Lawmakers predict leaner state budget

On April 4, 2008, in News 2008, by Mark Norris

By Rino Dolbi, The Independent, SCN
April 4, 2008

Belt tightening will be the order of the day for the Tennessee Legislature for the remainder of the 105th session as revenue shortfalls continue to lower the availability of funds for state programs and agencies.

Six members of the legislature spoke on what is going on during this session at the Collierville and Germantown Chambers of Commerce ninth annual Legislative Breakfast held March 28 at Ridgeway Country Club.

State Sen. Mark Norris opened by telling several hundred guests that Tennessee, like many other states, is facing tough fiscal times. “One thing I will tell you is that the state is still strong despite the downtown in the economy,” he said. “But we will have a leaner budget.”

Leaner may be an understatement.

At present, he said the state agencies and programs are looking at $181 million in cuts due to lack of revenue. And a supplemental budget is in the offing with even deeper cuts proposed. Before it’s all over he said the state may have to cut as much as $300 million from the budget.

“But we are planning for this,” he said. “We are trying to anticipate what will happen and we don’t believe there is anything coming up that we can’t handle.”

Norris said he is particularly interested in funding education and a consideration is how excess lottery funds will be used. The state will have as much as $350 million in excess lottery funds to consider.

State Sen. Paul Stanley said the legislature would also have an opportunity to improve on a crime package that was initiated last year.

One facet of the proposed bill would add more assistant district attorneys to speed up the legal process and put convicted criminals behind bars. Another bill would continue the effort to increase penalties on those who commit gun crimes.

Stanley said crime in general, as well as gang-related crime, can no longer be considered an inner-city problem.

“We all have to be concerned about the crime issue, it touches us all,” he said. “I am convinced the right laws can significantly lower the incidence of crime.”

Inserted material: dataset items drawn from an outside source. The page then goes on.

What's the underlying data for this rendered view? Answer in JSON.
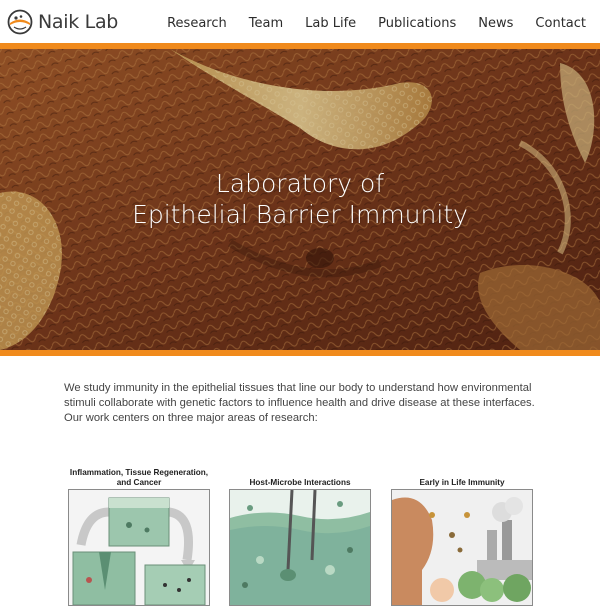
{
  "header": {
    "logo_text": "Naik Lab",
    "nav": [
      "Research",
      "Team",
      "Lab Life",
      "Publications",
      "News",
      "Contact"
    ]
  },
  "hero": {
    "title_line1": "Laboratory of",
    "title_line2": "Epithelial Barrier Immunity"
  },
  "intro": {
    "text": "We study immunity in the epithelial tissues that line our body to understand how environmental stimuli collaborate with genetic factors to influence health and drive disease at these interfaces. Our work centers on three major areas of research:"
  },
  "research_areas": [
    {
      "title": "Inflammation, Tissue Regeneration, and Cancer"
    },
    {
      "title": "Host-Microbe Interactions"
    },
    {
      "title": "Early in Life Immunity"
    }
  ],
  "colors": {
    "accent": "#f08a1c",
    "hero_dark": "#5e2b18",
    "hero_light": "#e8c681",
    "teal": "#7fb29c"
  }
}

State Sen. Reginald Tate said he is working on legislation to provide better legal rights for nursing home patients and their families.

Rep. Brian Kelsey said maintaining the excellence of Shelby County Schools is one of his priorities.

“We’ve got some of the best schools in the state,” he said. “We must protect them.”

With the U.S. facing mounting pressure from Europe and Asia to produce the best scholars and best trained technical personnel, he said it is imperative that local schools push to add new and better teaching methods to meet those foreign challenges.

He said the legislature must be careful in how it allocates the excess lottery funds.

“There is a lot of money there and a lot of ideas on how to use these funds,” he said.

One area he would like to see increased funding for would tackle the problem of “at risk” students, those who for any variety of reasons are the most likely not to learn and to drop out of school before graduation.

Rep. Curry Todd says the state is missing out on a substantial revenue source by prohibiting mixed martial arts competitions.

“It’s the fastest growing sport in the world,” he said. “It’s a tourism draw.”

He said statistics show that local venues can bring in anywhere from $24 million to $40 million for one mixed martial arts event.

Curry said he is also working on a bill to allow citizens to carry guns into restaurants that serve alcohol, which is now prohibited by state law.

Responding to a question from the floor, Kelsey said the state is presently negotiating with neighboring states concerning water rights. Water sources in the southeast U.S., especially in Atlanta, have been severely depleted by recent record drought conditions. Many states are seeking more water resources as a result.